Mentirei se dicessi che i modi in cui Fosca umilia se stessa per piacere a Giorgio non mi siano risultati, a una prima visione, decisamente indigesti, fastidiosi e insopportabili. Ma questo è un film che ti entra dentro lentamente, come si diceva all’inizio, nel quale nulla può essere liquidato in modo semplice anzi il rovesciamento è la chiave. Di fronte al ragionevole Giorgio, al quale risulta comodo e nobile intimarle: “Signora, sia più gelosa della sua dignità, non offenda il suo amor proprio!”, Fosca risponde a viso alto: “Ognuno si ama come più gli aggrada”. E così, a poco a poco, ho cominciato a capire Fosca. Il suo urlare ad alta voce e buttarsi per terra in preda alle sue crisi incurante della figura che fa, il suo attaccamento a Giorgio incurante dell’ostilità di lui, il suo portare avanti un proprio discorso e un proprio modo di essere, incurante delle reazioni altrui. Così alla fine, proprio come accade a Giorgio, anch’io amo Fosca, cioè la comprendo.

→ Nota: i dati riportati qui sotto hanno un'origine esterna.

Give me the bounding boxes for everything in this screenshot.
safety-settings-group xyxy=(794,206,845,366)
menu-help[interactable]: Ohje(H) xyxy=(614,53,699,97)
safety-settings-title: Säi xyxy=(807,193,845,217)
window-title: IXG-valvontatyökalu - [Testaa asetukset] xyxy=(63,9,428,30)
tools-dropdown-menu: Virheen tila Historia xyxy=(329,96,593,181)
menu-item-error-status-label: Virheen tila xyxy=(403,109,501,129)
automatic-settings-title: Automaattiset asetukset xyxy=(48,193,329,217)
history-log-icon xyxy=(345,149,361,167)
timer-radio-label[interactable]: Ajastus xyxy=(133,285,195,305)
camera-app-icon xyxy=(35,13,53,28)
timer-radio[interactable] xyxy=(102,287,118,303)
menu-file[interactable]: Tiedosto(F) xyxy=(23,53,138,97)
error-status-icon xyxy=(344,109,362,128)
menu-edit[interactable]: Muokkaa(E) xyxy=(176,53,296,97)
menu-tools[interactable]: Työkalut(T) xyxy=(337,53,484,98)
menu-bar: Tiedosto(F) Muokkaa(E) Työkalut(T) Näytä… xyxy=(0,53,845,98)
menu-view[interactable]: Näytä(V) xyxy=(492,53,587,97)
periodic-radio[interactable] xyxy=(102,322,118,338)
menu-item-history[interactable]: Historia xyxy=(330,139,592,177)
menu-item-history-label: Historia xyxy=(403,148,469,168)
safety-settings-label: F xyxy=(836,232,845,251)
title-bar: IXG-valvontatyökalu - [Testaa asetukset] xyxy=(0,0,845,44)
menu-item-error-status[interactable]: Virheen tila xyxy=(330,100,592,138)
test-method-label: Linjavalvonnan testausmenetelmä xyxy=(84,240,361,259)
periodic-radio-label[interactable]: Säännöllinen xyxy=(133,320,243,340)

“Amo Fosca! È fuori dalle regole? È contro natura? Lei [rivolto al dottore che cerca di dissuaderlo] dice che ogni giorno dimentica qualcosa. Be’, oggi dimentichi il suo senso estetico!”.
E qui sta il punto. Fosca è brutta. Forse tutto le verrebbe perdonato se lei fosse bella; anzi se fosse nata bella probabilmente non avrebbe in sé tutti quei mali e quelle intemperanze. Fosca è brutta in una società che non può accettare e collocare in modo dignitoso la bruttezza femminile; e allora, in fin dei conti, non è Fosca poco dignitosa nel suo apparente umiliarsi, è la società in cui vive che lo è.
La chiave del film, amara e per nulla consolatoria, sta nel dialogo finale tra Giorgio e un avventore di una taverna, un nano, che non anticipo per non rovinare il film (vi assicuro che tutto ciò che ho scritto non compromette né rovina il godimento del film per chi non conoscendolo volesse vederlo).
Il film si conclude poi sui versi della poesia Memento, di Iginio Ugo Tarchetti, riadattati per attagliarsi alla musica:
“Vorrei dimenticare, dimenticarmi Amor, quel pensiero che getta un’ombra triste sul nostro amor.
Quando ti bacio, sul tuo bel viso vedo il tuo teschio gelido apparir.
E sul tuo bel seno il tuo scheletro apparir!
E quando accarezzo trepido il tuo bel corpo, Amor, quell’orrida visione m’agghiaccia il cuor”.
Anche se per il tempo di un’ora soltanto, di una notte, Giorgio e Fosca sono stati capaci di dimenticare quell’orrida visione e di immergersi soltanto in una fugace ma piena Bellezza. Questa è stata la loro ribellione, la loro affermazione di dignità che pagheranno a caro prezzo.